Of course not all classification problems will have sunny and rainy as their classes, and instead we will talk about sunny days as *positive* and rainy days as *negative*. A *true positive (\(tp\))* forecast occurs when we predict positive and the prediction is correct. Similarly, a *false positive (\(fp\))* is where we predict positive and the actual class is negative. Therefore rain-aversion is a preference for *precision* given by \(tp/(tp+fp)\), which has a value between 0 and 1. Precision in large when a large number of predictions are correct of those that are predicted positive.

### Sun Obsession

Now instead imagine that we don't mind if it rains on a picnic day, but would mind if we fail to organise a picnic on a sunny day due to the forecast saying it will rain. A prediction of rain on a sunny day is called a *false negative* (\(fn\)). In this case we are interested in a quantity known as *recall* which is calculated as \(tp / (tp + fn)\). As the number of false positives tends to zero, the recall tends to one. In the example above, predictor 2 has a recall of 1 since there are no days in which it predicts rain on a sunny day. In contrast, predictor 1 has a recall of 2/3 since there are 2 true positives and 1 false negative.
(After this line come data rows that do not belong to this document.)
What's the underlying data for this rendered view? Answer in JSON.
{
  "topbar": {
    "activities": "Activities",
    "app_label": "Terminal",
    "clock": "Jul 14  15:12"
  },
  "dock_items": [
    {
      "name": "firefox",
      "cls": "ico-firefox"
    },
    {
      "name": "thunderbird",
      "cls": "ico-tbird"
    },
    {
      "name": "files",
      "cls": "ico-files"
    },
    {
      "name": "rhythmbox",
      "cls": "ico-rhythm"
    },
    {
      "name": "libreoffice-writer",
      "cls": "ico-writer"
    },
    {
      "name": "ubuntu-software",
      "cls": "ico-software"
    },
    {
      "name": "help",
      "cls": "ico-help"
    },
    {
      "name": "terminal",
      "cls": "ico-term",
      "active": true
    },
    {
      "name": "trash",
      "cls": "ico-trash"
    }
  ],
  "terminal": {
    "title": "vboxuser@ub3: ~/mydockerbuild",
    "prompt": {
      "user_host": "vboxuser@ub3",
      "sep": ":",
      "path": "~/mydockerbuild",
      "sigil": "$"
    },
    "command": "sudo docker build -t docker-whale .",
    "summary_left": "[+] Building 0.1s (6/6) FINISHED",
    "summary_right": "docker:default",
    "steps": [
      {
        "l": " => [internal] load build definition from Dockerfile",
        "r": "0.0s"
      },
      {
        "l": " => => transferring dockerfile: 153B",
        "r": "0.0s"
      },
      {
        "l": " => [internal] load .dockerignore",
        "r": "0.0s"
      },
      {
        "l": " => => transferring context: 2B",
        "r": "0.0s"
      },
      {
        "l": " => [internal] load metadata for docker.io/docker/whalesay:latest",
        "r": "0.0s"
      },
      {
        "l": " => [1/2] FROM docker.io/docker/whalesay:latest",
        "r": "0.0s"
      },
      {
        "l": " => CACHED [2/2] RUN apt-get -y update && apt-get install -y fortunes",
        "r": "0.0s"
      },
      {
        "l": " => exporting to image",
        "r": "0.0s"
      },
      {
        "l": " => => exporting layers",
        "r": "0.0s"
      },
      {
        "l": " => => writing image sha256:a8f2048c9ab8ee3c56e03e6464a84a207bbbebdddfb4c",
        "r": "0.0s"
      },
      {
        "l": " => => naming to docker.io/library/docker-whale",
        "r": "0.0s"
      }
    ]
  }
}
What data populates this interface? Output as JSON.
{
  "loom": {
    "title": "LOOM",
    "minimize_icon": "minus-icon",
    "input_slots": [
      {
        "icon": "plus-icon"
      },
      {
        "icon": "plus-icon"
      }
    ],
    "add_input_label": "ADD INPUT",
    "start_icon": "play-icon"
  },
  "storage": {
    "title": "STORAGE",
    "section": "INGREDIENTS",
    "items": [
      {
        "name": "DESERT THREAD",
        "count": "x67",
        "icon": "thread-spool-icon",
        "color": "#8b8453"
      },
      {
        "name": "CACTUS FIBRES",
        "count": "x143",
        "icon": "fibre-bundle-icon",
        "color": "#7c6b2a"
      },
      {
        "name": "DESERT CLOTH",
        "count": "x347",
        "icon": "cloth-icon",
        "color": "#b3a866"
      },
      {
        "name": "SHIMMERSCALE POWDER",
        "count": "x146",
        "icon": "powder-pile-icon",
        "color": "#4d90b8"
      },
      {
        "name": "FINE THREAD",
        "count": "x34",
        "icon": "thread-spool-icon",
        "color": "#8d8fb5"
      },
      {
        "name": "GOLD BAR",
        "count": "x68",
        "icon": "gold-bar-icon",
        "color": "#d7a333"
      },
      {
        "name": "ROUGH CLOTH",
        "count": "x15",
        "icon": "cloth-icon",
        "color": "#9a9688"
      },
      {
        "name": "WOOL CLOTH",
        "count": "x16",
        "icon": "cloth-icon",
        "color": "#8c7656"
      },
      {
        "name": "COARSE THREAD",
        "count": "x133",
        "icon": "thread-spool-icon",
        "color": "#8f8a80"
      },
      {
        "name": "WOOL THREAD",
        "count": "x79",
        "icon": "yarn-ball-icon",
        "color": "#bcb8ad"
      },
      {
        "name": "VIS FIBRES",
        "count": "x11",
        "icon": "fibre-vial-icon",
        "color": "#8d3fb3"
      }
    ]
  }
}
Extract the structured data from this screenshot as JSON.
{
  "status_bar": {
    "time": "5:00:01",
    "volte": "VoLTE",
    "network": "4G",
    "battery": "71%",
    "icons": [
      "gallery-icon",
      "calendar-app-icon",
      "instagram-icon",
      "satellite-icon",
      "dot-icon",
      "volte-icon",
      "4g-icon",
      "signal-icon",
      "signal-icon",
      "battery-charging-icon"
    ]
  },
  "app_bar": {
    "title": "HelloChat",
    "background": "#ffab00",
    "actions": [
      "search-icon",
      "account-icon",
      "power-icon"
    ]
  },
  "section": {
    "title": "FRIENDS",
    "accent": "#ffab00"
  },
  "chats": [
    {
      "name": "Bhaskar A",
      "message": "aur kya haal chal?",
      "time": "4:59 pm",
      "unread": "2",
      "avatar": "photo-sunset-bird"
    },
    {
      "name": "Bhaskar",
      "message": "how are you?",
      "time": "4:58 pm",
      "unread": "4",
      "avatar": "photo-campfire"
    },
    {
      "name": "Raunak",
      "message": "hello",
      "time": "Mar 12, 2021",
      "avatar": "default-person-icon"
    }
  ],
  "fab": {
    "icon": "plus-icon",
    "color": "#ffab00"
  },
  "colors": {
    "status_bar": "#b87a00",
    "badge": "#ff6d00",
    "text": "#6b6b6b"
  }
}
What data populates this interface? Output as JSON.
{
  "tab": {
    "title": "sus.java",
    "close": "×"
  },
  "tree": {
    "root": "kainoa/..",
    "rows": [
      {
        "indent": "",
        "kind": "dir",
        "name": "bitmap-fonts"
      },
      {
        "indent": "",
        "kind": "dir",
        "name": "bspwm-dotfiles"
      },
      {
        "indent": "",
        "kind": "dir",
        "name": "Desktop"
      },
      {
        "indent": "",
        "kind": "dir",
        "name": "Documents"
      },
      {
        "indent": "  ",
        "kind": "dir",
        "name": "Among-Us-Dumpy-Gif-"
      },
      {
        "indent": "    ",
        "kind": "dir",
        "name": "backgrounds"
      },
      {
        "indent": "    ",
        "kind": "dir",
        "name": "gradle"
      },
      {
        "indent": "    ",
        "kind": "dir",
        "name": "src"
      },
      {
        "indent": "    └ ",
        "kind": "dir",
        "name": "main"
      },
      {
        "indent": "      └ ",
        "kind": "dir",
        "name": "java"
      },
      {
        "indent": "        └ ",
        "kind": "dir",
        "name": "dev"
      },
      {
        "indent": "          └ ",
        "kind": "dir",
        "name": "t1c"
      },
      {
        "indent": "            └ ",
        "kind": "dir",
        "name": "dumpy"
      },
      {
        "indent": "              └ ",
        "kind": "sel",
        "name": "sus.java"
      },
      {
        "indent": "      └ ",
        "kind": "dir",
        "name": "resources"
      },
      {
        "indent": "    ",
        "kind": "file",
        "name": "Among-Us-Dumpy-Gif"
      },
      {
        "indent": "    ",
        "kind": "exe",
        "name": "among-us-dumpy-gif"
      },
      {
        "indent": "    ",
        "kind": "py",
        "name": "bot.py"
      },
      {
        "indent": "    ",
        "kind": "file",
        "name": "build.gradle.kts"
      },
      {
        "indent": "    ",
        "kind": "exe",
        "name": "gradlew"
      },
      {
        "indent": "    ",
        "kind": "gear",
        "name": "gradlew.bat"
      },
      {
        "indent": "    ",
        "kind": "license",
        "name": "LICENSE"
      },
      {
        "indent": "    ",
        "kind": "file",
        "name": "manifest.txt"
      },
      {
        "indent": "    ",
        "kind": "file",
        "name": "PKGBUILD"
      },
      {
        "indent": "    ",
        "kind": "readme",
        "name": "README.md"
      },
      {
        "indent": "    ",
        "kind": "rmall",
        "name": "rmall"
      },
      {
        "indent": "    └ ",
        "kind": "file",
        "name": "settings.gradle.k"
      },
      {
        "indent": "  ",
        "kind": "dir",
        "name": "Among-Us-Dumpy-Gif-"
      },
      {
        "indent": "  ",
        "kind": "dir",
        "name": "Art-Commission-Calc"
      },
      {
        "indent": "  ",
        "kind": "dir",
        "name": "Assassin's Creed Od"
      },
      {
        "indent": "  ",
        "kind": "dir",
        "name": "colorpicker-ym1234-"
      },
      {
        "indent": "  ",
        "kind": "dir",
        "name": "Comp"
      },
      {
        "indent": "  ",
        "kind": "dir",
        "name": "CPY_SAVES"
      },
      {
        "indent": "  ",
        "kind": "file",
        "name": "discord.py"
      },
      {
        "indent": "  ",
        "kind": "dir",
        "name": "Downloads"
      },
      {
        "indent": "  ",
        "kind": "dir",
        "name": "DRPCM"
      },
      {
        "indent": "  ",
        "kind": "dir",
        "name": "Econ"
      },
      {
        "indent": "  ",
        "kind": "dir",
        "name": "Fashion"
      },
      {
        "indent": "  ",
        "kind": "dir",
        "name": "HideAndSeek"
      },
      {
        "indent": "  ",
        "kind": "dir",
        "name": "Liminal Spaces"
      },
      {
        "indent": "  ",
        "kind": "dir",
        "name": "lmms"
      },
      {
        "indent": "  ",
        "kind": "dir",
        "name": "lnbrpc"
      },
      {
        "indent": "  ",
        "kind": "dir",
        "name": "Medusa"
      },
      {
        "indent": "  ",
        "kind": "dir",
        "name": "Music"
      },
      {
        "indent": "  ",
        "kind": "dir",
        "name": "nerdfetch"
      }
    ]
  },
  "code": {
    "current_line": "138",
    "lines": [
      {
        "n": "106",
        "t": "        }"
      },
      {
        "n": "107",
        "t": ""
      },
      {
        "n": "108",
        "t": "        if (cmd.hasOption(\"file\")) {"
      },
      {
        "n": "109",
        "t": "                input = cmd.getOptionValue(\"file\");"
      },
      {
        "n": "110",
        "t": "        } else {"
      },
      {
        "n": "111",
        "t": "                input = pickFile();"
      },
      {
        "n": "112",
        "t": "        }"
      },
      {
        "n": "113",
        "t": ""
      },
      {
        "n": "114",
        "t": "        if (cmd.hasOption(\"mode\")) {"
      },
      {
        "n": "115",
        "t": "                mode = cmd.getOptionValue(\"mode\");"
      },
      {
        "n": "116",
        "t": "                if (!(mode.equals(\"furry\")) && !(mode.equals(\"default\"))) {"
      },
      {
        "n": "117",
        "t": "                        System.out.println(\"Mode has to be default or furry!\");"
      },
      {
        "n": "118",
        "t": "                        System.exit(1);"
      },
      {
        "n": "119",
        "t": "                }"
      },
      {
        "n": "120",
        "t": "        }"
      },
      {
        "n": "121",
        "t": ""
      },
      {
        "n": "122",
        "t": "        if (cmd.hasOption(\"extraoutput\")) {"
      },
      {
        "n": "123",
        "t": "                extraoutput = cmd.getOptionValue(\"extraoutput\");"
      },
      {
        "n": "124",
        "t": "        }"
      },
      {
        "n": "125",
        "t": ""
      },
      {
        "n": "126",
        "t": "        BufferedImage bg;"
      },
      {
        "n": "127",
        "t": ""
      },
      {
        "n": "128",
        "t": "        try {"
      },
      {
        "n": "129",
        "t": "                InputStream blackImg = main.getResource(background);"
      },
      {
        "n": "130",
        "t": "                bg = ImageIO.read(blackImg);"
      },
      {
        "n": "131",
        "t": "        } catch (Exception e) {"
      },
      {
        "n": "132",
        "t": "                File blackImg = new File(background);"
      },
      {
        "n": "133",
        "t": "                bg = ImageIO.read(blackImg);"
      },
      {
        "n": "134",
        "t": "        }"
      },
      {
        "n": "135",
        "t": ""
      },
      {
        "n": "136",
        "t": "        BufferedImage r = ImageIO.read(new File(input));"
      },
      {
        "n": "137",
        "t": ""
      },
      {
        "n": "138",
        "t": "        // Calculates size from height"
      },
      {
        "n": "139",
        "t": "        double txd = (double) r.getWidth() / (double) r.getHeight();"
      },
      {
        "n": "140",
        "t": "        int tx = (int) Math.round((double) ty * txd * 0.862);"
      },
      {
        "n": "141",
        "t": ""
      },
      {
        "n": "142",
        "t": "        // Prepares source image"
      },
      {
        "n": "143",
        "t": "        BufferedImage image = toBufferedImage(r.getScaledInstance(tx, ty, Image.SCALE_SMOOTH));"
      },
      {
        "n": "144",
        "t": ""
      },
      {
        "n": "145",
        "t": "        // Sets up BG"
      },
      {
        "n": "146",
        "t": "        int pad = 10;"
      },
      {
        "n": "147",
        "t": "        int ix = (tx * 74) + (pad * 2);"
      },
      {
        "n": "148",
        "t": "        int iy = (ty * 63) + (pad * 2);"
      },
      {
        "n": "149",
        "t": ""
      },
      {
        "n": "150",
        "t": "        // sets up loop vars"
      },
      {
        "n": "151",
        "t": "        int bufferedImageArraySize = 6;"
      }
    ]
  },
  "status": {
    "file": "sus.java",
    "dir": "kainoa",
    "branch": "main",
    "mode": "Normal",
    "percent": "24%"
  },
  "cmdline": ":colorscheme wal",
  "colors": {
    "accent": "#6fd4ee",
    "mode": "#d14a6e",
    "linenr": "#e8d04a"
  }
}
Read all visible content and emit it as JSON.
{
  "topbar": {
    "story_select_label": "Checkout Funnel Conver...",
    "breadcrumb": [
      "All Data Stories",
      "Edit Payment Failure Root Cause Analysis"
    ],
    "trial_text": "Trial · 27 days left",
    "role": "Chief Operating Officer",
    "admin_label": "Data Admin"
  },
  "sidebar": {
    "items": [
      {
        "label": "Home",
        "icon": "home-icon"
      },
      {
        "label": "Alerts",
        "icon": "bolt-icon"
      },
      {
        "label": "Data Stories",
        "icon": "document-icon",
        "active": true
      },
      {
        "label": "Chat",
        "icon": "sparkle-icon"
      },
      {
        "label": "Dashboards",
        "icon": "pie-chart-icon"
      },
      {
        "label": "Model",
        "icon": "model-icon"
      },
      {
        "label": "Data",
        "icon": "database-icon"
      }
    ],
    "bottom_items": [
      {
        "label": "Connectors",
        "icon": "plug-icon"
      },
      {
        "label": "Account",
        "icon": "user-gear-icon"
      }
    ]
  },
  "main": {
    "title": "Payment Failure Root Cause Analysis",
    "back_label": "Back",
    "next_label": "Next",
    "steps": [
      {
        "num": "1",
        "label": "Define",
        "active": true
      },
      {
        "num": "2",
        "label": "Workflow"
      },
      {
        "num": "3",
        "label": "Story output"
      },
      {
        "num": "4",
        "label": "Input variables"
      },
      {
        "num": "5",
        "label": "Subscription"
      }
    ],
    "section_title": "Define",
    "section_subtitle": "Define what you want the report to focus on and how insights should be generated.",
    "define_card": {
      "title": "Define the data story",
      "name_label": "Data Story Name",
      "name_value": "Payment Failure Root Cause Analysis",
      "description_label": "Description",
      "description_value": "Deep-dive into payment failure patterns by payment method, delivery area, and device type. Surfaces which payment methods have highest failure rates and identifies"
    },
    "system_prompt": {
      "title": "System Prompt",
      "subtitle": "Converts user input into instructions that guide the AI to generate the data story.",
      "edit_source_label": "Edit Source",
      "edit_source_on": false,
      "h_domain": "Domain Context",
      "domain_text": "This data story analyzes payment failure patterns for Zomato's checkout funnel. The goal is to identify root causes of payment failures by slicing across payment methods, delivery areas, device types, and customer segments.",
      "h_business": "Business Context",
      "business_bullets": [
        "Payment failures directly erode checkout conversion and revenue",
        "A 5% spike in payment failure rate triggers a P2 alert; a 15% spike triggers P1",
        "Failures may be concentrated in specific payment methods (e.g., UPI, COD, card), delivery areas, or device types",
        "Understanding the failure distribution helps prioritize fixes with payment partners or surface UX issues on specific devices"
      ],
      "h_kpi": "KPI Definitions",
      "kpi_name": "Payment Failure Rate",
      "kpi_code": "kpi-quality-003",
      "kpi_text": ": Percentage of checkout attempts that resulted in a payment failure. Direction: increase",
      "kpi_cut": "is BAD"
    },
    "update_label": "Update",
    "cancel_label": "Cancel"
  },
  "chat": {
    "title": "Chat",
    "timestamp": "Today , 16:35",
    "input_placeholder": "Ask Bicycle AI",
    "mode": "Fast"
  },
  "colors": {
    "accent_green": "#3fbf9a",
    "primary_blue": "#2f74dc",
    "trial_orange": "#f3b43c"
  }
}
Actual Positive | Actual Negative | |
---|---|---|

Predicted Positive | True positive (tp) | False positive (fp) |

Predicted Negative | False negative (fn) | True negative (tn) |

## House Prices

A related problem to classification is that of making predictions of numerical quantities, such as height, speed and income. These problems are known as *regression* ones. As an example, consider the prediction of house values based on features such as crime rate, location, number of rooms, traffic etc. Let's say that we have 10 predicted prices \(z_1, \ldots, z_{10}\) and the real prices are given by \(y_1, \ldots, y_{10}\). Here are two ways of measuring prediction quality:

- The mean of \((y_i - z_i)^2\) for all \(i\), known as
*mean squared error* - The mean of \(|y_i - z_i|\) for all \(i\), known as
*mean absolute error*

Why are the errors phrased in this way? Clearly we want to measure difference, so that the error for the \(i\)th prediction is a positive number, or zero if the prediction is perfectly correct. The difference between the two error metrics is that the squared error emphasises larger errors due to the nature of the squared function. Therefore we might choose the mean squared error when we want to penalise predictors with larger errors for individual predictions.

## Summary

We looked at the properties which make a predictor *good*: precision, non-triviality and repeatability. In machine learning classification and regression are key types of prediction problems. For classification problems the metrics of accuracy, precision and recall give important insights into the nature of the predictions. For the regression case we outlined mean squared error and mean absolute error.

Note that the metrics we can described can easily be generalised. In the multilabel classification case, we can simple compute the metrics for each label and then average. In the regression case, we could use the vector norm.